Le foto della Mostra di Architettura della Biennale di Venezia
Edifici governativi in 3D e grandi stampanti ad aghi che disegnano sulla sabbia, tra le opere più notevoli della mostra che apre oggi e ospita artisti di tutto il mondo
Sabato 7 giugno è cominciata la 14esima Mostra Internazionale di Architettura della Biennale di Venezia, che resterà aperta al pubblico dal 7 giugno al 23 novembre. Quella di quest’anno è la prima edizione che durerà sei mesi invece che tre, avrà cioè la stessa lunghezza (giugno-novembre) della mostra dedicata all’arte. Il direttore della mostra, l’architetto olandese Rem Koolhaas – che aveva ricevuto la nomina a gennaio del 2013 – ha detto che la sua ambizione è quella di “modernizzare la storia dell’architettura, perché questa Biennale parla proprio dell’effetto della modernizzazione sui paesi e sull’architettura”.

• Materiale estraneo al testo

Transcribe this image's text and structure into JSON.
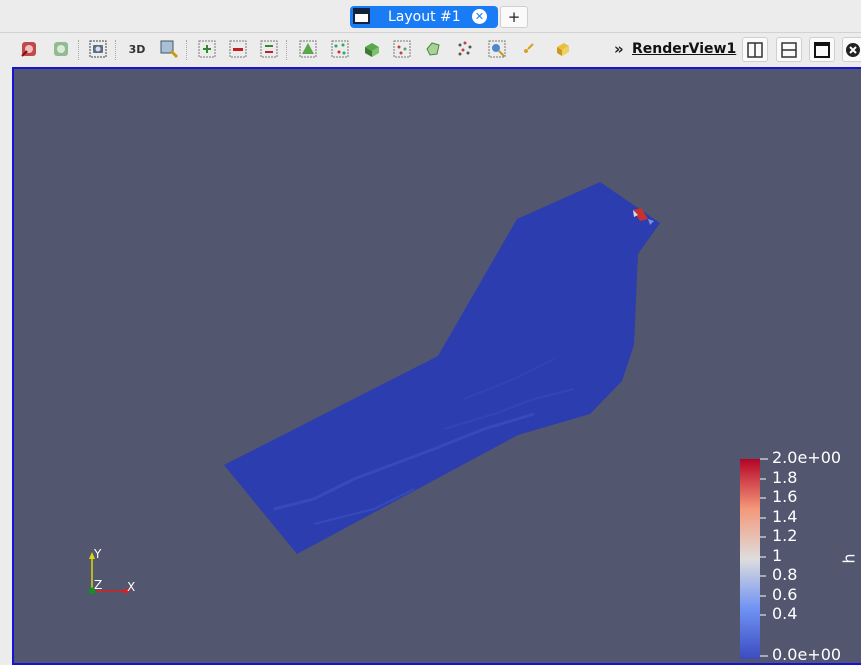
{
  "tabs": {
    "active_label": "Layout #1",
    "add_label": "+"
  },
  "toolbar": {
    "label_3d": "3D",
    "more_glyph": "»",
    "render_view_label": "RenderView1",
    "buttons": [
      "reset-camera-icon",
      "reset-camera-closest-icon",
      "capture-screenshot-icon",
      "toggle-3d-icon",
      "zoom-to-box-icon",
      "zoom-in-icon",
      "zoom-out-icon",
      "zoom-closest-icon",
      "select-surface-cells-icon",
      "select-surface-points-icon",
      "select-frustum-cells-icon",
      "select-frustum-points-icon",
      "select-polygon-cells-icon",
      "select-polygon-points-icon",
      "interactive-select-icon",
      "hover-points-icon",
      "grow-selection-icon",
      "split-horizontal-icon",
      "split-vertical-icon",
      "maximize-icon",
      "close-view-icon"
    ]
  },
  "colorbar": {
    "title": "h",
    "min": 0.0,
    "max": 2.0,
    "tick_labels": [
      "2.0e+00",
      "1.8",
      "1.6",
      "1.4",
      "1.2",
      "1",
      "0.8",
      "0.6",
      "0.4",
      "0.0e+00"
    ],
    "colors": {
      "low": "#3b4cc0",
      "mid": "#dddddd",
      "high": "#b40426"
    }
  },
  "axes": {
    "x": "X",
    "y": "Y",
    "z": "Z"
  },
  "colors": {
    "viewport_background": "#52566f",
    "mesh_fill": "#2c3db0",
    "active_tab": "#1a7cf5",
    "view_border": "#1414d6"
  }
}
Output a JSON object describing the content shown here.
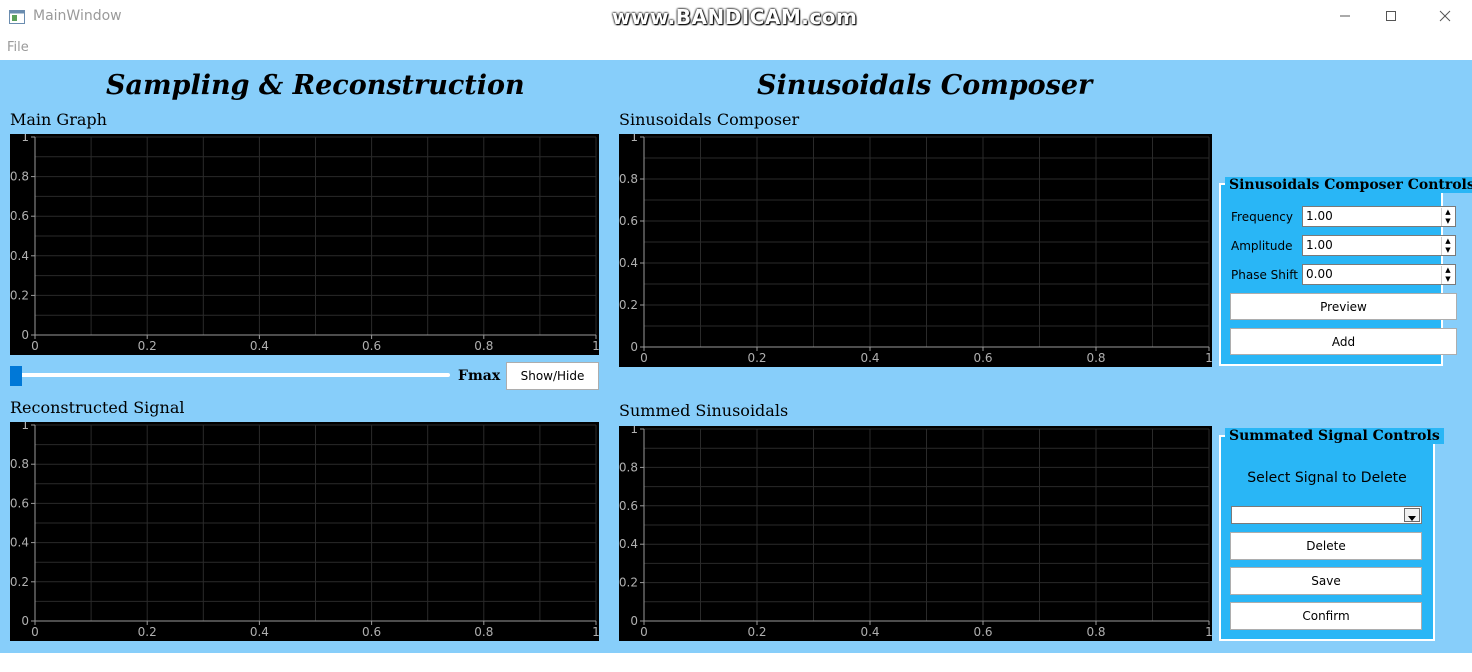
{
  "window": {
    "title": "MainWindow",
    "watermark": "www.BANDICAM.com"
  },
  "menu": {
    "file": "File"
  },
  "left": {
    "heading": "Sampling & Reconstruction",
    "main_graph_label": "Main Graph",
    "slider_value": 0,
    "fmax_label": "Fmax",
    "show_hide_label": "Show/Hide",
    "reconstructed_label": "Reconstructed Signal"
  },
  "right": {
    "heading": "Sinusoidals Composer",
    "composer_label": "Sinusoidals Composer",
    "summed_label": "Summed Sinusoidals"
  },
  "composer_controls": {
    "title": "Sinusoidals Composer Controls",
    "frequency_label": "Frequency",
    "frequency_value": "1.00",
    "amplitude_label": "Amplitude",
    "amplitude_value": "1.00",
    "phase_label": "Phase Shift",
    "phase_value": "0.00",
    "preview_label": "Preview",
    "add_label": "Add"
  },
  "summed_controls": {
    "title": "Summated Signal Controls",
    "select_label": "Select Signal to Delete",
    "select_value": "",
    "delete_label": "Delete",
    "save_label": "Save",
    "confirm_label": "Confirm"
  },
  "chart_data": [
    {
      "type": "line",
      "name_ref": "Main Graph",
      "x_ticks": [
        "0",
        "0.2",
        "0.4",
        "0.6",
        "0.8",
        "1"
      ],
      "y_ticks": [
        "0",
        "0.2",
        "0.4",
        "0.6",
        "0.8",
        "1"
      ],
      "xlim": [
        0,
        1
      ],
      "ylim": [
        0,
        1
      ],
      "grid": true,
      "series": []
    },
    {
      "type": "line",
      "name_ref": "Reconstructed Signal",
      "x_ticks": [
        "0",
        "0.2",
        "0.4",
        "0.6",
        "0.8",
        "1"
      ],
      "y_ticks": [
        "0",
        "0.2",
        "0.4",
        "0.6",
        "0.8",
        "1"
      ],
      "xlim": [
        0,
        1
      ],
      "ylim": [
        0,
        1
      ],
      "grid": true,
      "series": []
    },
    {
      "type": "line",
      "name_ref": "Sinusoidals Composer",
      "x_ticks": [
        "0",
        "0.2",
        "0.4",
        "0.6",
        "0.8",
        "1"
      ],
      "y_ticks": [
        "0",
        "0.2",
        "0.4",
        "0.6",
        "0.8",
        "1"
      ],
      "xlim": [
        0,
        1
      ],
      "ylim": [
        0,
        1
      ],
      "grid": true,
      "series": []
    },
    {
      "type": "line",
      "name_ref": "Summed Sinusoidals",
      "x_ticks": [
        "0",
        "0.2",
        "0.4",
        "0.6",
        "0.8",
        "1"
      ],
      "y_ticks": [
        "0",
        "0.2",
        "0.4",
        "0.6",
        "0.8",
        "1"
      ],
      "xlim": [
        0,
        1
      ],
      "ylim": [
        0,
        1
      ],
      "grid": true,
      "series": []
    }
  ]
}
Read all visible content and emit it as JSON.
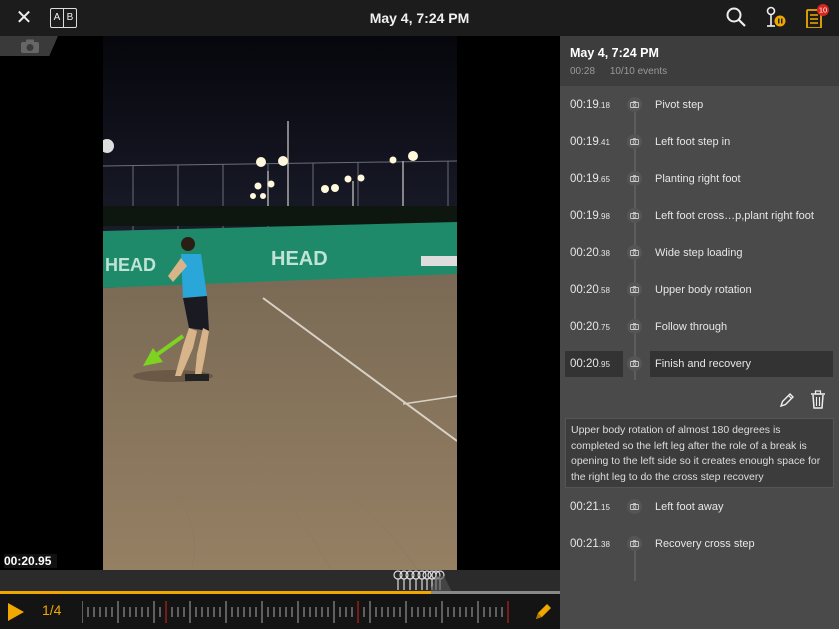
{
  "header": {
    "title": "May 4, 7:24 PM",
    "ab_left": "A",
    "ab_right": "B",
    "badge_count": "10"
  },
  "player": {
    "current_time": "00:20.95",
    "speed": "1/4",
    "progress": 0.77
  },
  "panel": {
    "title": "May 4, 7:24 PM",
    "duration": "00:28",
    "event_count": "10/10 events",
    "events": [
      {
        "time": "00:19",
        "frac": ".18",
        "label": "Pivot step"
      },
      {
        "time": "00:19",
        "frac": ".41",
        "label": "Left foot step in"
      },
      {
        "time": "00:19",
        "frac": ".65",
        "label": "Planting right foot"
      },
      {
        "time": "00:19",
        "frac": ".98",
        "label": "Left foot cross…p,plant right foot"
      },
      {
        "time": "00:20",
        "frac": ".38",
        "label": "Wide step loading"
      },
      {
        "time": "00:20",
        "frac": ".58",
        "label": "Upper body rotation"
      },
      {
        "time": "00:20",
        "frac": ".75",
        "label": "Follow through"
      },
      {
        "time": "00:20",
        "frac": ".95",
        "label": "Finish and recovery"
      },
      {
        "time": "00:21",
        "frac": ".15",
        "label": "Left foot away"
      },
      {
        "time": "00:21",
        "frac": ".38",
        "label": "Recovery cross step"
      }
    ],
    "selected_note": "Upper body rotation of almost 180 degrees is completed so the left leg after the role of a break is opening to the left side so it creates enough space for the right leg to do the cross step recovery"
  },
  "video": {
    "banner_text_1": "HEAD",
    "banner_text_2": "HEAD"
  },
  "colors": {
    "accent": "#f0a800",
    "panel_bg": "#4a4a4a",
    "selected_bg": "#333333",
    "banner_green": "#1f8a6a"
  }
}
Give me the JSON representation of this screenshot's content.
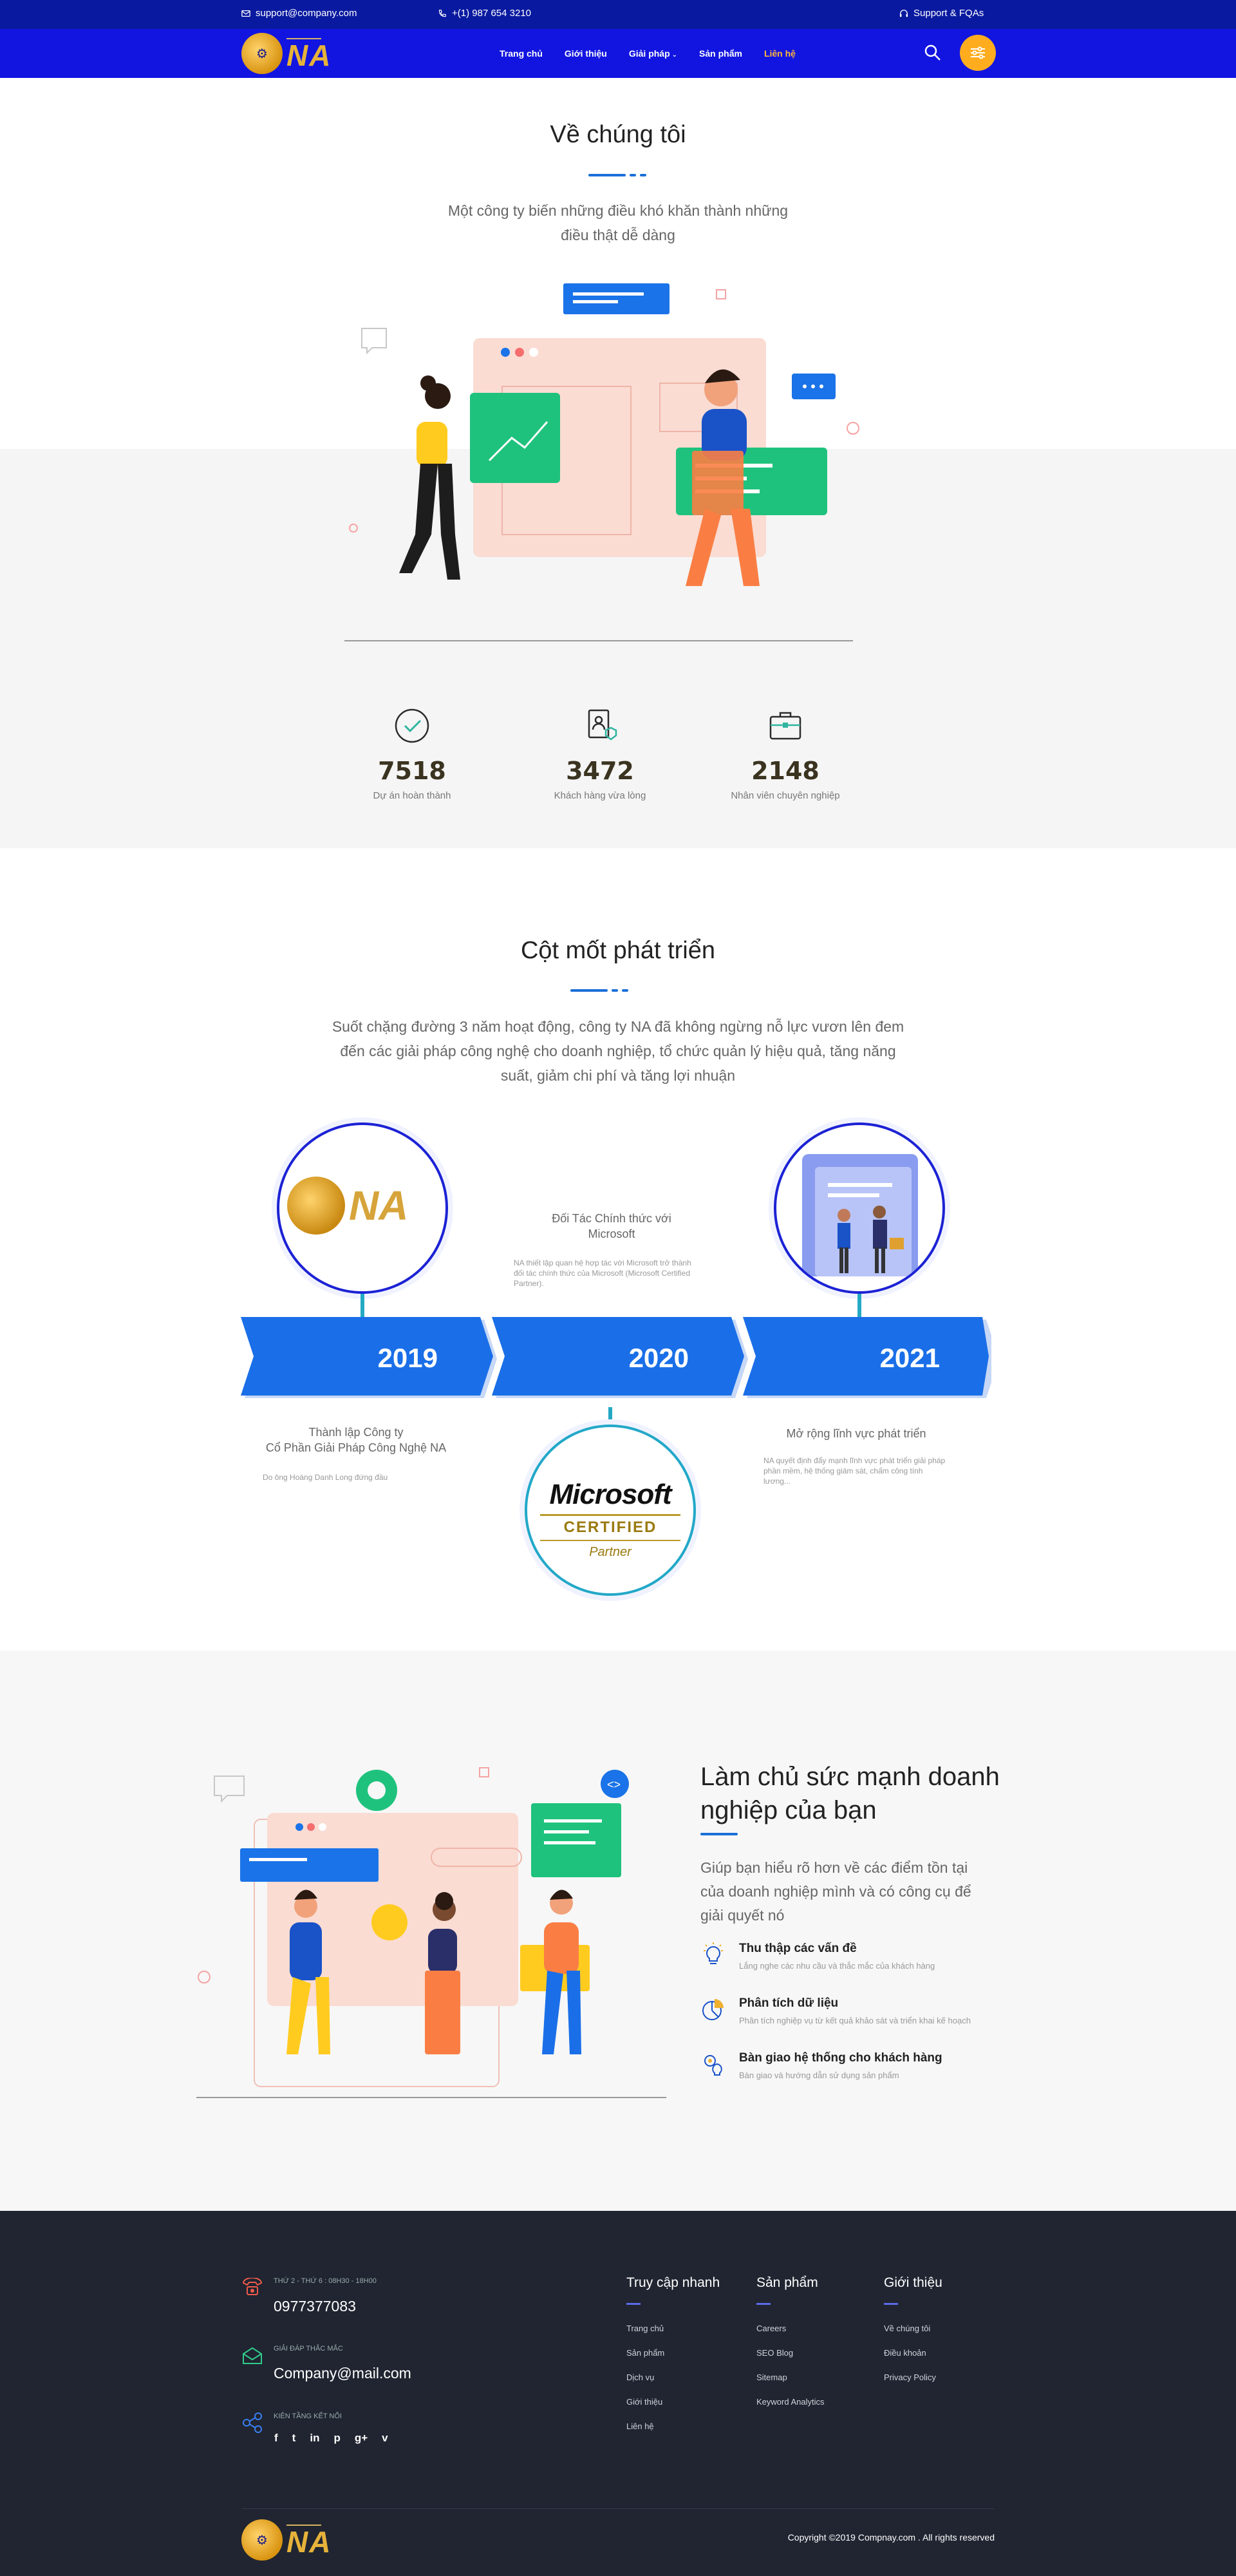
{
  "topbar": {
    "email": "support@company.com",
    "phone": "+(1) 987 654 3210",
    "support": "Support & FQAs"
  },
  "nav": {
    "items": [
      "Trang chủ",
      "Giới thiệu",
      "Giải pháp",
      "Sản phẩm",
      "Liên hệ"
    ],
    "active_color": "#ffb63a",
    "brand_color": "#1215e0"
  },
  "about": {
    "title": "Về chúng tôi",
    "lead_line1": "Một công ty biến những điều khó khăn thành những",
    "lead_line2": "điều thật dễ dàng",
    "stats": [
      {
        "icon": "check-circle-icon",
        "value": "7518",
        "label": "Dự án hoàn thành"
      },
      {
        "icon": "user-badge-icon",
        "value": "3472",
        "label": "Khách hàng vừa lòng"
      },
      {
        "icon": "briefcase-icon",
        "value": "2148",
        "label": "Nhân viên chuyên nghiệp"
      }
    ]
  },
  "timeline": {
    "title": "Cột mốt phát triển",
    "lead_line1": "Suốt chặng đường 3 năm hoạt động, công ty NA đã không ngừng nỗ lực vươn lên đem",
    "lead_line2": "đến các giải pháp công nghệ cho doanh nghiệp, tổ chức quản lý hiệu quả, tăng năng",
    "lead_line3": "suất, giảm chi phí và tăng lợi nhuận",
    "years": [
      "2019",
      "2020",
      "2021"
    ],
    "y2019_title1": "Thành lập Công ty",
    "y2019_title2": "Cổ Phần Giải Pháp Công Nghệ NA",
    "y2019_desc": "Do ông Hoàng Danh Long đứng đầu",
    "y2020_title1": "Đối Tác Chính thức với",
    "y2020_title2": "Microsoft",
    "y2020_desc": "NA thiết lập quan hệ hợp tác với Microsoft trở thành đối tác chính thức của Microsoft (Microsoft Certified Partner).",
    "y2021_title": "Mở rộng lĩnh vực phát triển",
    "y2021_desc": "NA quyết định đẩy mạnh lĩnh vực phát triển giải pháp phần mềm, hệ thống giám sát, chấm công tính lương...",
    "ms_word": "Microsoft",
    "ms_certified": "CERTIFIED",
    "ms_partner": "Partner"
  },
  "power": {
    "title_line1": "Làm chủ sức mạnh doanh",
    "title_line2": "nghiệp của bạn",
    "lead_line1": "Giúp bạn hiểu rõ hơn về các điểm tồn tại",
    "lead_line2": "của doanh nghiệp mình và có công cụ để",
    "lead_line3": "giải quyết nó",
    "features": [
      {
        "icon": "lightbulb-icon",
        "title": "Thu thập các vấn đề",
        "desc": "Lắng nghe các nhu cầu và thắc mắc của khách hàng"
      },
      {
        "icon": "pie-chart-icon",
        "title": "Phân tích dữ liệu",
        "desc": "Phân tích nghiệp vụ từ kết quả khảo sát và triển khai kế hoạch"
      },
      {
        "icon": "gear-bulb-icon",
        "title": "Bàn giao hệ thống cho khách hàng",
        "desc": "Bàn giao và hướng dẫn sử dụng sản phẩm"
      }
    ]
  },
  "footer": {
    "hours_label": "THỨ 2 - THỨ 6 : 08H30 - 18H00",
    "phone": "0977377083",
    "mail_label": "GIẢI ĐÁP THẮC MẮC",
    "mail": "Company@mail.com",
    "social_label": "KIÊN TẦNG KẾT NỐI",
    "social": [
      "f",
      "t",
      "in",
      "p",
      "g+",
      "v"
    ],
    "cols": [
      {
        "title": "Truy cập nhanh",
        "links": [
          "Trang chủ",
          "Sản phẩm",
          "Dịch vụ",
          "Giới thiệu",
          "Liên hệ"
        ]
      },
      {
        "title": "Sản phẩm",
        "links": [
          "Careers",
          "SEO Blog",
          "Sitemap",
          "Keyword Analytics"
        ]
      },
      {
        "title": "Giới thiệu",
        "links": [
          "Về chúng tôi",
          "Điều khoản",
          "Privacy Policy"
        ]
      }
    ],
    "copyright": "Copyright ©2019 Compnay.com . All rights reserved"
  }
}
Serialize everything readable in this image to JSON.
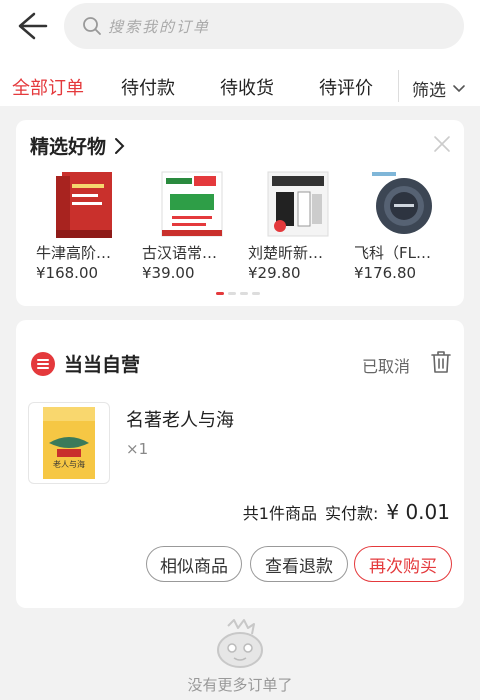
{
  "search": {
    "placeholder": "搜索我的订单"
  },
  "tabs": [
    {
      "label": "全部订单",
      "active": true
    },
    {
      "label": "待付款",
      "active": false
    },
    {
      "label": "待收货",
      "active": false
    },
    {
      "label": "待评价",
      "active": false
    }
  ],
  "filter": {
    "label": "筛选"
  },
  "promo": {
    "title": "精选好物",
    "products": [
      {
        "name": "牛津高阶…",
        "price": "¥168.00",
        "icon": "dictionary-cover-icon"
      },
      {
        "name": "古汉语常…",
        "price": "¥39.00",
        "icon": "dictionary-cover-icon"
      },
      {
        "name": "刘楚昕新…",
        "price": "¥29.80",
        "icon": "book-cover-icon"
      },
      {
        "name": "飞科（FL…",
        "price": "¥176.80",
        "icon": "air-purifier-icon"
      }
    ],
    "active_page": 1,
    "page_count": 4
  },
  "order": {
    "store": "当当自营",
    "status": "已取消",
    "item": {
      "name": "名著老人与海",
      "quantity": "×1",
      "cover_title": "老人与海"
    },
    "summary": {
      "count": "共1件商品",
      "paid_label": "实付款:",
      "paid_amount": "¥ 0.01"
    },
    "buttons": {
      "similar": "相似商品",
      "refund": "查看退款",
      "rebuy": "再次购买"
    }
  },
  "empty": {
    "message": "没有更多订单了"
  },
  "colors": {
    "accent": "#e4393c",
    "background": "#f2f2f2"
  }
}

Koolhaas è il fondatore dello studio OMA (Office for Metropolitan Architecture), uno dei più noti studi di architettura al mondo. Nel 2000 ha vinto il Pritzker Prize, il più importante riconoscimento internazionale per l’architettura, quello che quest’anno è stato vinto dal giapponese Shigeru Ban.
Ciascuno dei padiglioni allestiti per la mostra è dedicato all’opera di artisti provenienti da 65 paesi diversi (l’anno scorso i padiglioni invece erano 57). Lungo i corridoi del padiglione austriaco – curato dagli artisti Christian Kühn e Harald Trapp e intitolato “Plenum. Places of Power” – sono esposte 196 stampe 3D in scala 1:500, che riproducono diversi edifici governativi europei, incollate alle pareti. Nel padiglione del Regno Unito è stata installata un’opera definita dal curatore Sam Jacob nello stesso tempo “futuristica” e “archeologica”: si tratta di una grande struttura conica di plastica riempita di terra.
È stata molto apprezzata anche l’opera installata nel padiglione israeliano, “The Urburb”, creata dagli artisti Ori Scialom, Roy Brand e Keren Yeala-Golan: è una specie di grande stampante ad aghi che traccia su un pavimento di sabbia una serie di cerchi e punti che somigliano alla pianta di una città. Poi cancella tutto e ricomincia. Per i curatori dell’opera è un riferimento al cosiddetto “piano Sharon”, un piano urbanistico commissionato nel 1948 dal primo presidente israeliano David Ben-Gurion all’artista israeliano Arieh Sharon per far fronte alle massicce migrazioni seguite alla nascita dello stato di Israele.